La energía primaria es en estos casos el gas natural. «España importa hoy el 43,4% de su consumo de gas de Argelia; el segundo suministrador es Nigeria con el 18% pero cuyo transporte es por barco». (Manuel Valencia. Diario Información 26-VII-2021). A España llega por dos gaseoductos, uno directo y otro a través del Estrecho cruzando por Marruecos. Aceptar las recientes pretensiones marroquíes habría supuesto un probable enfrentamiento con Argelia.

Algo parecido le sucede a Alemania, que importa el gas natural de Rusia a través de Ucrania. El enfrentamiento de Ucrania con Rusia ha limitado seriamente el envío de gas natural. Por otra parte, Trump boicoteó y amenazó con serias sanciones la construcción del nuevo gasoducto Nord Stream 2 por el Mar Báltico, al que también se oponen Polonia y Ucrania. Parece que la reciente entrevista de Joe Biden con Merkel habría apaciguado la situación y los americanos no piden la paralización de las obras. El gaseoducto es imprescindible para la economía germana.

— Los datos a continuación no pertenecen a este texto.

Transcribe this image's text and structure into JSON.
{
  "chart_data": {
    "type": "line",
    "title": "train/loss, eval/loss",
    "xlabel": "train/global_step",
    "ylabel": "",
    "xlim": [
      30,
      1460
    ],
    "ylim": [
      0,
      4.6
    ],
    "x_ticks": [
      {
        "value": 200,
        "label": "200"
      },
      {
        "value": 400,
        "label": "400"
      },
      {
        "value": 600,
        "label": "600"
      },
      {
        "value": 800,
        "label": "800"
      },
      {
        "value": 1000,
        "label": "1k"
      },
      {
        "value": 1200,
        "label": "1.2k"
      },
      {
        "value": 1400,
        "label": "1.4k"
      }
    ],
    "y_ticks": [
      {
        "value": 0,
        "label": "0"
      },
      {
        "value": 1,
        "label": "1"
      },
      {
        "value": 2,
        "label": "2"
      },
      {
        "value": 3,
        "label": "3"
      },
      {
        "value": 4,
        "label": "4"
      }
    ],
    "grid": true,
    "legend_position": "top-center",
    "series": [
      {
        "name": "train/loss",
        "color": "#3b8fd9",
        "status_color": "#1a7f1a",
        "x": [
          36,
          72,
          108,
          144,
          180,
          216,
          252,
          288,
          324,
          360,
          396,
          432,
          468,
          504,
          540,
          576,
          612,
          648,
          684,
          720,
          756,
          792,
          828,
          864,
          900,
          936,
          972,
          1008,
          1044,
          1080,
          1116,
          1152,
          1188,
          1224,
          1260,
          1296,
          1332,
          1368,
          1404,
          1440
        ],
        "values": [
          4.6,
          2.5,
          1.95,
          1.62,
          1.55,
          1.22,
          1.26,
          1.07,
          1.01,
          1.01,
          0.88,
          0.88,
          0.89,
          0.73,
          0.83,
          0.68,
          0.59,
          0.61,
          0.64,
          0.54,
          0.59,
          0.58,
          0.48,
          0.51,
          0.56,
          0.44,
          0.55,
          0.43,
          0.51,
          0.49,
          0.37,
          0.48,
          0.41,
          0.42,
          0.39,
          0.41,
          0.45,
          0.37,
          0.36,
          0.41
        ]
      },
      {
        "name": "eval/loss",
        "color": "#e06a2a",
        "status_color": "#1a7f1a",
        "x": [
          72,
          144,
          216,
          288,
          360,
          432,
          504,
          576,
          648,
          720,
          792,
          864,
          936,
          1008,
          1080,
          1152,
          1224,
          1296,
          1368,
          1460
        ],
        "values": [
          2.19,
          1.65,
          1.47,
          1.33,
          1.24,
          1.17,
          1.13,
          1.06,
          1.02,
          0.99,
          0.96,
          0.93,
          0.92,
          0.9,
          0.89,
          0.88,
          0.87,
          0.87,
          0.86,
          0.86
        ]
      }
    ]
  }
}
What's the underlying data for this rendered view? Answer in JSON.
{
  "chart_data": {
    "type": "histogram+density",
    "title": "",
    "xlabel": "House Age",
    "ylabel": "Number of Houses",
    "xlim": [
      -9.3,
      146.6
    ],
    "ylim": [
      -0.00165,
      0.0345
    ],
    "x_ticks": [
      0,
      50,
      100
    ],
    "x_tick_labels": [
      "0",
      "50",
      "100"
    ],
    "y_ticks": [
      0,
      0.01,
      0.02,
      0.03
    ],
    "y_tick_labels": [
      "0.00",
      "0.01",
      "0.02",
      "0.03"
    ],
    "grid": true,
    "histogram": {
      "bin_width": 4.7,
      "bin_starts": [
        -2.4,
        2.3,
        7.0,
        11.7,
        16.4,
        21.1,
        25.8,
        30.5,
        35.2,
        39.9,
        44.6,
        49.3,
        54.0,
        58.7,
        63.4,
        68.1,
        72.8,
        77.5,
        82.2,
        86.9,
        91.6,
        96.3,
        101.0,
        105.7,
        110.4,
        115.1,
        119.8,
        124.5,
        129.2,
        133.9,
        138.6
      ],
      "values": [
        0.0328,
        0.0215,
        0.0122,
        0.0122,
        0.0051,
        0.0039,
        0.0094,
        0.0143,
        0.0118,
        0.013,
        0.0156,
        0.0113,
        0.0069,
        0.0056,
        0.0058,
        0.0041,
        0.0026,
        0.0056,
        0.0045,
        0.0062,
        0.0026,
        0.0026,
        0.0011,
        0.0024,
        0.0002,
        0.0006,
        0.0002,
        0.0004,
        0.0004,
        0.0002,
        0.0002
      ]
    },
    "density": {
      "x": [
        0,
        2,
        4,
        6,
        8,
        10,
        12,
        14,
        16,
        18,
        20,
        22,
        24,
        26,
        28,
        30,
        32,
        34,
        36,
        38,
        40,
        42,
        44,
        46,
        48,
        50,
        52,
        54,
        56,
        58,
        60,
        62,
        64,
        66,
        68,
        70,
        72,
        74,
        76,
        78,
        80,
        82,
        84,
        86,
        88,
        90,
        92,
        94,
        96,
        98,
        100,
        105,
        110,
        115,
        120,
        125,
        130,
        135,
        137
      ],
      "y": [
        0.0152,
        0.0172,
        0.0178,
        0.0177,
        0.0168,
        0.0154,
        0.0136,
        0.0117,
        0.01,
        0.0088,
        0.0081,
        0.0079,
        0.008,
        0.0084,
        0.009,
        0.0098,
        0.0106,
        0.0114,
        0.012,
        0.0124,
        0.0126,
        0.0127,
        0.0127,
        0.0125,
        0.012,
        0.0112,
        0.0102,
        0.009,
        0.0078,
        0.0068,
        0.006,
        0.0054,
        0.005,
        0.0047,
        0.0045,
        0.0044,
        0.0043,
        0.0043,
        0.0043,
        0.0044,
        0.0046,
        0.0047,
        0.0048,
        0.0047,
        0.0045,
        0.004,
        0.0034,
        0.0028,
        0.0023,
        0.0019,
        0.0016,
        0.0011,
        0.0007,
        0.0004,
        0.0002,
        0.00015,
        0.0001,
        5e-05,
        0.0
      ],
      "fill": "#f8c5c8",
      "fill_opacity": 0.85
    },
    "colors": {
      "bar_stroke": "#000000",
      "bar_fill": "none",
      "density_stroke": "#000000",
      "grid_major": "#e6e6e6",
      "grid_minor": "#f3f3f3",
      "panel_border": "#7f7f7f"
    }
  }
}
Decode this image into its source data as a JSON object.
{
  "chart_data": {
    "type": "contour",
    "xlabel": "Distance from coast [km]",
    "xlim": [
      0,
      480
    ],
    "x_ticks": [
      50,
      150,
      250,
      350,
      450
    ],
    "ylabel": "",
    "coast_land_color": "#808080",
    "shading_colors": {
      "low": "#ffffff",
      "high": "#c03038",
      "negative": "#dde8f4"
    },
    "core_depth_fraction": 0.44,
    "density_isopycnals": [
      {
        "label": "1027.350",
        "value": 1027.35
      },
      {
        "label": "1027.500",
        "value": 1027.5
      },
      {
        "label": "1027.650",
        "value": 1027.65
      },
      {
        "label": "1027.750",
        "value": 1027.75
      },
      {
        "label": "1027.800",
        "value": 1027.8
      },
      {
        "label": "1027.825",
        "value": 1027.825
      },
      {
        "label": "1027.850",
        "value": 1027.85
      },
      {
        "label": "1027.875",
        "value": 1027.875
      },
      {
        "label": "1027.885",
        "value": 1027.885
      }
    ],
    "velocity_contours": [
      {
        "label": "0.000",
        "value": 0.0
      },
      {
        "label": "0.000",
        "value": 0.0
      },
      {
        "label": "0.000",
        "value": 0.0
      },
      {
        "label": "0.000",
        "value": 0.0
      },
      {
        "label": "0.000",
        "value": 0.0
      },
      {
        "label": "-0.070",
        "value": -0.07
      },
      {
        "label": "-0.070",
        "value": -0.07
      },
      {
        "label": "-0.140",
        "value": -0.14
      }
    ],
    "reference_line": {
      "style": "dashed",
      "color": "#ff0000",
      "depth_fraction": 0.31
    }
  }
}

Un tercer factor es la conexión gasística entre España y centro Europa, Alemania principalmente, al que los franceses se oponen por cuestiones «ecológicas», dicen.

El precio del gas bate récords y se debe, según dicen, a las restricciones rusas a la producción, y la fuerte demanda de China. Habría que añadir las inversiones especulativas en los «mercados de futuros» de los grandes fondos de inversión. Son compras con anticipación para revender luego. El precio de la energía que utilizamos es el precio de las centrales de ciclo combinado, además, estas centrales tienen que pagar los derechos de emisión de CO2, lo que encarece aún más. Aunque la mayoría de la producción sea de renovables, toda se paga al precio de la mas cara. Este es el sistema de cálculo del precio en toda la UE para conseguir el equilibrio en emisiones en 2030, por eso la subida de precios es general. En la factura española hay que añadir los peajes – coste de las redes de transporte y distribución- cargos- insularidad, fomento de renovables- e impuestos, es lo que el gobierno ha bajado del 21% al 10%.

Está bien penalizar las emisiones de CO2, incentivar y facilitar las inversiones en energías renovables, incluso la moratoria nuclear; pero eso exige ahorro en las facturas domésticas, eliminar la pobreza energética. No debemos depender de potencias extracomunitarias que pueden provocar graves desigualdades y problemas sociales que den al traste con el plan. La Comisión Europea debe solucionarlo, y revisar el sistema de cálculo de precios.